As you may have noticed I used plywood for the base. I thought that this wasn't going to be seen much anyway and I'd had enough of making boards out of off cuts by that time!!

Step 7: Cutting the Joints

So I started with the mortises on the end panels first on the router table, cutting incremental deep until around half the thickness. the length of the mortise was shorter than the top and bottom panels as I was using a hidden mortise and tenon joint - I find you need to be less accurate for this method which just makes things a little easier.

The tenons were then cut to the bottom board. When cutting these joints just increase the cut depth slowly and keep checking the fit until they fit nice and snug.

While I was doing this the top board was being made. As this was a wide board I made this in two sections and glued these bit together to make it wide, while keeping it flat. This board was all prepared I cut the joints as I did for the bottom board.

Once all the joints were cut I sawed the ends of the tenons off to get them to the same width as the mortise.

As the bottom board was plywood I decided to add some thin off cuts along the cut front edge to keep it similar to the rest of the bread bin. I just glued and 'clamped' them in place with tape.

Step 8: Preparing the Door

Next I dry fitted the edges, top and bottom and held them together with a clamp. Now everything was at it's final size and position I could prepare the door to size and position. The door was going to hinge around a couple of bolts to the bottom which went through the edge panels and into the door itself.

I placed the bottom of the door at the same level as the underside of the bottom board and determined the location of the holes. I drilled the hole in the side panels on a drill press and the holes to the door with a hand drill. As the long drill hole to the door is quite close to three edges I had to dill that quite slowly and keep checking I was drilling vertically in all directions. It seemed to work well though!

I then tested the position of the door to the dry fitted bread bin with the bolts.

Step 9: Routing the Door and Edges

In order for the door to open I needed to add a radius to the back edge. I used an ogee bit in the router table to cut the radius.
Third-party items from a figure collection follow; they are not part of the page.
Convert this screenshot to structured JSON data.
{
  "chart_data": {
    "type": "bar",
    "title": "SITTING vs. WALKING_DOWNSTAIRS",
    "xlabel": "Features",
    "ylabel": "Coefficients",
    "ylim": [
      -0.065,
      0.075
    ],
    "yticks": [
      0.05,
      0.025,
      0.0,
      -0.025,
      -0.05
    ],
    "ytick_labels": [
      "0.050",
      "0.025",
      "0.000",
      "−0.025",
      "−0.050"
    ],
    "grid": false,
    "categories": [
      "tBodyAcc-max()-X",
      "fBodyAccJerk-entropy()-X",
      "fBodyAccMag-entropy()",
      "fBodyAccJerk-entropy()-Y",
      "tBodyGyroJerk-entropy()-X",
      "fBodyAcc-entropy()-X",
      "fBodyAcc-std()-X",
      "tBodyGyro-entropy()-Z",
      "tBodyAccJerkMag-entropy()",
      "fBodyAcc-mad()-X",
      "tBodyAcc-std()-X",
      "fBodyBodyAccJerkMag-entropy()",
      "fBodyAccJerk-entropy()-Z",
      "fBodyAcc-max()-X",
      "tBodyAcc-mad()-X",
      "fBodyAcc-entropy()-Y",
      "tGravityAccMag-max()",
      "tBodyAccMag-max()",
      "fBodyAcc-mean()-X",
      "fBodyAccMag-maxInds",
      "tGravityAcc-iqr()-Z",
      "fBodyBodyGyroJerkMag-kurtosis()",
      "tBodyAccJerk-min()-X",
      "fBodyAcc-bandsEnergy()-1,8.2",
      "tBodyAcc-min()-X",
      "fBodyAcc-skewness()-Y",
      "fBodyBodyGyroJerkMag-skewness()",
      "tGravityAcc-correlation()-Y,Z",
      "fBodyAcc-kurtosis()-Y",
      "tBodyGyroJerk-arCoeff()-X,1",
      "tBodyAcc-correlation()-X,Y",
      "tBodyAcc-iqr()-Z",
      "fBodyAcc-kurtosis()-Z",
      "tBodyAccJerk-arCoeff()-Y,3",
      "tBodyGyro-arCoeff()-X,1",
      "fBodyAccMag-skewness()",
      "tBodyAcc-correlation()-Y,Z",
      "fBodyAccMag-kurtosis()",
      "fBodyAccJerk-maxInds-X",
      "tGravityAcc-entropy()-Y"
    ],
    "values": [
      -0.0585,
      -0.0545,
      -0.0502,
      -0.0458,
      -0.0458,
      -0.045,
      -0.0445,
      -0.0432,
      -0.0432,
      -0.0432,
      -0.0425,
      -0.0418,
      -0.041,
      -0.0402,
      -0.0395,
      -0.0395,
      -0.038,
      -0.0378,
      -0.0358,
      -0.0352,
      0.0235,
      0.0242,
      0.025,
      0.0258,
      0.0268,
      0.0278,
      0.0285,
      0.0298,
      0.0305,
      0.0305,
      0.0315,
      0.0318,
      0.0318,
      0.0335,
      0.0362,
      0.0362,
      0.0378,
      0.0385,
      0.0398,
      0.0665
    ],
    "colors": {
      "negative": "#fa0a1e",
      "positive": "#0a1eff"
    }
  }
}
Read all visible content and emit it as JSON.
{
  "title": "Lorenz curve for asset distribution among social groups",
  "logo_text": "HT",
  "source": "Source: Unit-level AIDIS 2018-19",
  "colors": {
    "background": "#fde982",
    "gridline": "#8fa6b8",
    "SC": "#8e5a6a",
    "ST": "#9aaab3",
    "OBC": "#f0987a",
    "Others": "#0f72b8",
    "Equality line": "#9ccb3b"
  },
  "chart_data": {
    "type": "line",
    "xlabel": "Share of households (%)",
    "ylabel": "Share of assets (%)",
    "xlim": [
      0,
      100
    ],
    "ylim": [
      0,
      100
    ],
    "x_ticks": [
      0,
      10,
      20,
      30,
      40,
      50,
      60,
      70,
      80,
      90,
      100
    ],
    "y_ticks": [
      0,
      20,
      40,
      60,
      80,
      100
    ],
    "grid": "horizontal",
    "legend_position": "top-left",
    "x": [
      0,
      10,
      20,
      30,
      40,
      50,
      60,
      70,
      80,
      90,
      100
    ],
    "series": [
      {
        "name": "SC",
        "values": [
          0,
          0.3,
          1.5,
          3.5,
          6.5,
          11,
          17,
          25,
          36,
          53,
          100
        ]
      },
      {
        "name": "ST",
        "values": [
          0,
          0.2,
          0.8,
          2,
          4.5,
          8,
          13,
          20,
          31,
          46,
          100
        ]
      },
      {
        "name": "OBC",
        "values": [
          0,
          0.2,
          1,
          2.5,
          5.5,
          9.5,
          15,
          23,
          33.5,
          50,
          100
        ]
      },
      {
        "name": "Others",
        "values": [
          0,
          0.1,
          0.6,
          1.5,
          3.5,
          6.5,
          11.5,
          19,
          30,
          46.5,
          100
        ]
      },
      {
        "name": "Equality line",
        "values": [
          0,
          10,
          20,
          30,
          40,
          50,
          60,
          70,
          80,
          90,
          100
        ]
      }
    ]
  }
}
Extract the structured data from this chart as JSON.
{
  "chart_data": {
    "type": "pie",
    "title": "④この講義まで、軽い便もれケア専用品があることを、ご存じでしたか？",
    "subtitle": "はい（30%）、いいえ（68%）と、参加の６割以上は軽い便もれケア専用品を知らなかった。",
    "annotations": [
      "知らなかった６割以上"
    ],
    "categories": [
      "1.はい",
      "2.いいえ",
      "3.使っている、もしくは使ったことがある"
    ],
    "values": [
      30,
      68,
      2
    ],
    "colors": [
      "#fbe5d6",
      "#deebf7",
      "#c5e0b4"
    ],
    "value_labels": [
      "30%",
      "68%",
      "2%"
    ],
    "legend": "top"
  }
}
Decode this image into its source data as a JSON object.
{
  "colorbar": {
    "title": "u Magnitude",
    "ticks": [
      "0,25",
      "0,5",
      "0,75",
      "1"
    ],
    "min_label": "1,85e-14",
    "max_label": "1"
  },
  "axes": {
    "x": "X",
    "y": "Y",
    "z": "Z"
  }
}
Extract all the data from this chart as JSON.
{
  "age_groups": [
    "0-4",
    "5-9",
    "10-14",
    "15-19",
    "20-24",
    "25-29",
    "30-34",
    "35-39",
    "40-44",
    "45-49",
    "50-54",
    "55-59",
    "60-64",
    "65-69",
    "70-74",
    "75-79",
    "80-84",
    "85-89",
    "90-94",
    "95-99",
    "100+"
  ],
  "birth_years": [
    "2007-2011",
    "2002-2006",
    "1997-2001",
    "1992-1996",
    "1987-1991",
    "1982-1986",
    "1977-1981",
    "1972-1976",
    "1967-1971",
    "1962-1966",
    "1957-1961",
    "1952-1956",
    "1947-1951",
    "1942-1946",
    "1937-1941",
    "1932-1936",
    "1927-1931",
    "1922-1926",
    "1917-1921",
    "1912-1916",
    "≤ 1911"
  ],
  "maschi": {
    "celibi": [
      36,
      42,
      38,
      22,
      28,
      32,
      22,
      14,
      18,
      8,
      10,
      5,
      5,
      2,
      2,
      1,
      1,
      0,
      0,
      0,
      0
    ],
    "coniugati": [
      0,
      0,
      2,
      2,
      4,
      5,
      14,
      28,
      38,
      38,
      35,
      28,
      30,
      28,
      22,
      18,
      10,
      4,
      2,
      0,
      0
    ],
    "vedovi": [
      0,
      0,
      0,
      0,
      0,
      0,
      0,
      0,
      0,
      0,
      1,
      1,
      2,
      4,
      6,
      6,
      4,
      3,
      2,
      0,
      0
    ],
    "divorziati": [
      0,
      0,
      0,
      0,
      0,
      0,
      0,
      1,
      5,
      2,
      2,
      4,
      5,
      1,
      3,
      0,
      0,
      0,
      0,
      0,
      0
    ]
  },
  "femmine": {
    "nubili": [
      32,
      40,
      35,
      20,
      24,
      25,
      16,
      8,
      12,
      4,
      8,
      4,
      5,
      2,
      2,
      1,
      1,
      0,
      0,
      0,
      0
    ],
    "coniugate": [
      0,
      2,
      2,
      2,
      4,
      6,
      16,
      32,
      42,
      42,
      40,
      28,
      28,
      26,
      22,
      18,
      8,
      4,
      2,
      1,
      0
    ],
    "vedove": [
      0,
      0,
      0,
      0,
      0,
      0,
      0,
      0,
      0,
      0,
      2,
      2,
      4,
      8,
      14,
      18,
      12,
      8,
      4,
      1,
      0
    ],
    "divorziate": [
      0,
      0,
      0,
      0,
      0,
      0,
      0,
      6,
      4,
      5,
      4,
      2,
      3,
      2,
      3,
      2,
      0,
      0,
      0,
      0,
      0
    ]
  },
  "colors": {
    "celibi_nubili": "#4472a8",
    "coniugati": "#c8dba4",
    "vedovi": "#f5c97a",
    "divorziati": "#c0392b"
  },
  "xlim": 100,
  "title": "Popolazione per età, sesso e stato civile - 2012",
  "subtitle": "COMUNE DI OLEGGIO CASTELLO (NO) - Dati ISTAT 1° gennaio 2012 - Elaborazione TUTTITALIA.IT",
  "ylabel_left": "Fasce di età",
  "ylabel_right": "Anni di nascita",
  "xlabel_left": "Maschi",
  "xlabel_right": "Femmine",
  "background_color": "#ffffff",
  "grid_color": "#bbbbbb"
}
Once cut I tested the door and it was perfect as it was so didn't need to do any additional work to that edge. I also added a small curve to the front edge of the lid so it could open further that at right angles to the front slope. I then cut the door to size and also added a curve to the top.

I then swapped to a 45deg router bit and added a bevel to the front and top edges of the side panels.

The back panel is made of hardboard that will be nailed in to the back, so I added a recess along the back edges of the panels for the back panel to sit in.

I then sanded all the panels to 180 grit and glued and clamped the sides, top and bottom.

Step 10: Fitting the Door

I didn't want the hinge to be seen so I cut the top of the bolt off so I could hammer it below the surface and fill the gap with a dowel.

I mixed up some epoxy and put some in to the drill hole in the door. I then fitted the door and drove the bolt down below the surface using another bolt and hammer. One it was dried I filled the hole with a dowel, cut and sanded it flush.

I then made a small handle from the part I cut off from the top of the door. This meant that it already had a sloped edge to it so I only needed to sand and screw it in place. I did adjust the thickness of the handle so the lid was horizontal when fully open.

I then nailed the back panel on.

Step 11: Finished

Lastly I oiled the bread bin in a couple of layers of food safe oil and it was all finished.

All I needed to do then was to fill it with bread.

I am very pleased with the final result and recommend this technique for making your own boards, that is if you have enough time and patience as it is a very time consuming and laborious process. Perfect for a lockdown!!!!